The tangent to [tex]r(\theta)=e^\theta[/tex] has slope [tex]\frac{\mathrm dy}{\mathrm dx}[/tex], where
[tex]\begin{cases}x(\theta)=r(\theta)\cos\theta\\y(\theta)=r(\theta)=\sin\theta\end{cases}[/tex]
By the chain rule, we have
[tex]\dfrac{\mathrm dy}{\mathrm dx}=\dfrac{\frac{\mathrm dy}{\mathrm d\theta}}{\frac{\mathrm dx}{\mathrm d\theta}}[/tex]
and by the product rule,
[tex]\dfrac{\mathrm dx}{\mathrm d\theta}=\dfrac{\mathrm dr}{\mathrm d\theta}\cos\theta-r(\theta)\sin\theta[/tex]
[tex]\dfrac{\mathrm dy}{\mathrm d\theta}=\dfrac{\mathrm dr}{\mathrm d\theta}\sin\theta+r(\theta)\cos\theta[/tex]
so that with [tex]\frac{\mathrm dr}{\mathrm d\theta}=e^\theta[/tex], we get
[tex]\dfrac{\mathrm dy}{\mathrm dx}=\dfrac{e^\theta\sin\theta+e^\theta\cos\theta}{e^\theta\cos\theta-e^\theta\sin\theta}=\dfrac{\sin\theta+\cos\theta}{\cos\theta-\sin\theta}=-\dfrac{1+\sin(2\theta)}{\cos(2\theta)}[/tex]
The tangent line is horizontal when the slope is 0; this happens for
[tex]-\dfrac{1+\sin(2\theta)}{\cos(2\theta)}=0\implies\sin(2\theta)=-1\implies2\theta=-\dfrac\pi2+2n\pi\implies\theta=-\dfrac\pi4+n\pi[/tex]
where [tex]n[/tex] is any integer.
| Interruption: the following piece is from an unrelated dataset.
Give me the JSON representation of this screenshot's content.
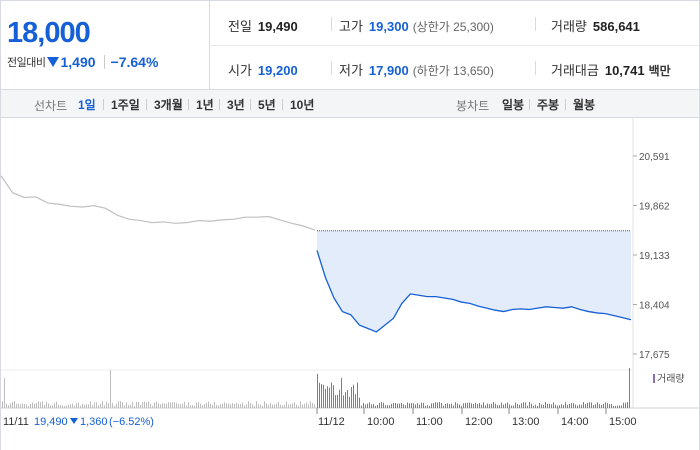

In the interval [tex]0\le\theta\le2\pi[/tex], this happens for [tex]n=1,2[/tex], or
[tex]\theta=\dfrac{3\pi}4\text{ and }\theta=\dfrac{7\pi}4[/tex]
i.e at the points
[tex](r,\theta)=\left(e^{3\pi/4},\dfrac{3\pi}4\right)[/tex]
and
[tex](r,\theta)=\left(e^{7\pi/4},\dfrac{7\pi}4\right)[/tex]